Comme l'a si bien dit Katharine Hepburn, « si vous respectez toutes les règles, vous passez à côté de tous les plaisirs ». Karen Karbo, auteure du livre In Praise of Difficult Women, nous a accordé une interview pour discuter de quelques femmes iconiques qui l'ont inspirée, de l'aviatrice Amelia Earhart en passant par la journaliste Rachel Maddow et la primatologue et exploratrice National Geographic Jane Goodall. Toutes ces femmes ont deux points communs : une détermination sans faille et le courage de casser les codes.

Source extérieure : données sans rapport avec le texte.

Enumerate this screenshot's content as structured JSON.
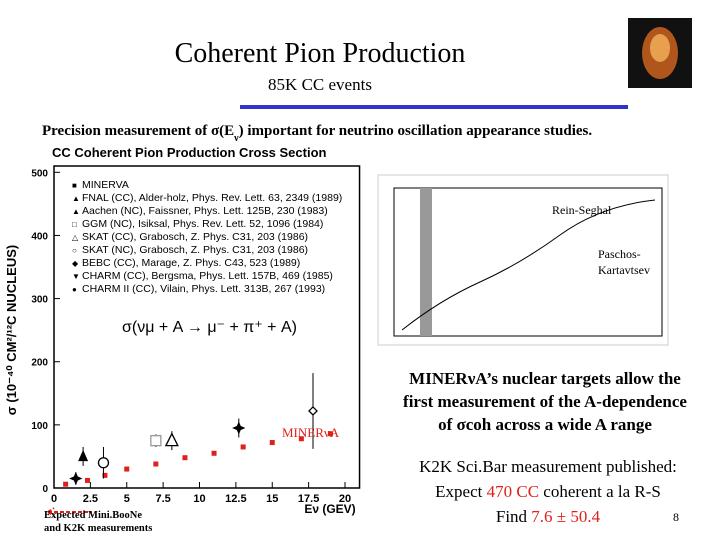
{
  "title": "Coherent Pion Production",
  "subtitle": "85K CC events",
  "intro": [
    "Precision measurement of ",
    "σ",
    "(E",
    "ν",
    ") important for neutrino oscillation appearance studies."
  ],
  "chart": {
    "type": "scatter",
    "title": "CC Coherent Pion Production Cross Section",
    "y_label": "σ (10⁻⁴⁰ CM²/¹²C NUCLEUS)",
    "x_label": "Eν (GEV)",
    "formula": "σ(νμ + A → μ⁻ + π⁺ + A)",
    "xlim": [
      0,
      21
    ],
    "xticks": [
      0,
      2.5,
      5,
      7.5,
      10,
      12.5,
      15,
      17.5,
      20
    ],
    "ylim": [
      0,
      510
    ],
    "yticks": [
      0,
      100,
      200,
      300,
      400,
      500
    ],
    "legend": [
      "MINERVA",
      "FNAL (CC), Alder-holz, Phys. Rev. Lett. 63, 2349 (1989)",
      "Aachen (NC), Faissner, Phys. Lett. 125B, 230 (1983)",
      "GGM (NC), Isiksal, Phys. Rev. Lett. 52, 1096 (1984)",
      "SKAT (CC), Grabosch, Z. Phys. C31, 203 (1986)",
      "SKAT (NC), Grabosch, Z. Phys. C31, 203 (1986)",
      "BEBC (CC), Marage, Z. Phys. C43, 523 (1989)",
      "CHARM (CC), Bergsma, Phys. Lett. 157B, 469 (1985)",
      "CHARM II (CC), Vilain, Phys. Lett. 313B, 267 (1993)"
    ],
    "minerva": {
      "color": "#e0201c",
      "x": [
        0.8,
        2.3,
        3.5,
        5,
        7,
        9,
        11,
        13,
        15,
        17,
        19
      ],
      "y": [
        6,
        12,
        20,
        30,
        38,
        48,
        55,
        65,
        72,
        78,
        86
      ]
    },
    "points": [
      {
        "x": 1.5,
        "y": 15,
        "err": 10,
        "symbol": "star"
      },
      {
        "x": 2,
        "y": 50,
        "err": 15,
        "symbol": "filled-triangle"
      },
      {
        "x": 3.4,
        "y": 40,
        "err": 25,
        "symbol": "circle"
      },
      {
        "x": 7,
        "y": 75,
        "err": 10,
        "symbol": "open-square"
      },
      {
        "x": 8.1,
        "y": 75,
        "err": 15,
        "symbol": "triangle"
      },
      {
        "x": 12.7,
        "y": 95,
        "err": 15,
        "symbol": "star"
      },
      {
        "x": 17.8,
        "y": 122,
        "err": 60,
        "symbol": "diamond"
      }
    ],
    "annotation": "MINERνA"
  },
  "note": [
    "Expected Mini.BooNe",
    "and K2K measurements"
  ],
  "inset": {
    "rein_seghal": "Rein-Seghal",
    "paschos": [
      "Paschos-",
      "Kartavtsev"
    ]
  },
  "right_text": [
    "MINERνA’s nuclear targets allow the",
    "first measurement of the A-dependence",
    "of σcoh across a wide A range"
  ],
  "k2k": [
    [
      "K2K Sci.Bar measurement published:"
    ],
    [
      "Expect ",
      "470 CC",
      " coherent a la R-S"
    ],
    [
      "Find ",
      "7.6 ± 50.4"
    ]
  ],
  "page_number": "8"
}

Interviewée depuis sa maison à Portland, dans l'Oregon, Karen Karbo explique pourquoi Jane Goodall était l'une de ses héroïnes d'enfance ; pourquoi elle trouve qu'il est difficile d'être une femme moderne et pourquoi les femmes sont considérées comme « difficiles » dès lors qu'elles assument de ne pas correspondre à des stéréotypes.
On considère souvent qu'être difficile est un mauvais trait de caractère, mais pour vous, il s'agit d'une qualité. Pouvez-vous nous expliquer ce paradoxe et le lien entre les différentes femmes que vous mentionnez dans votre livre ?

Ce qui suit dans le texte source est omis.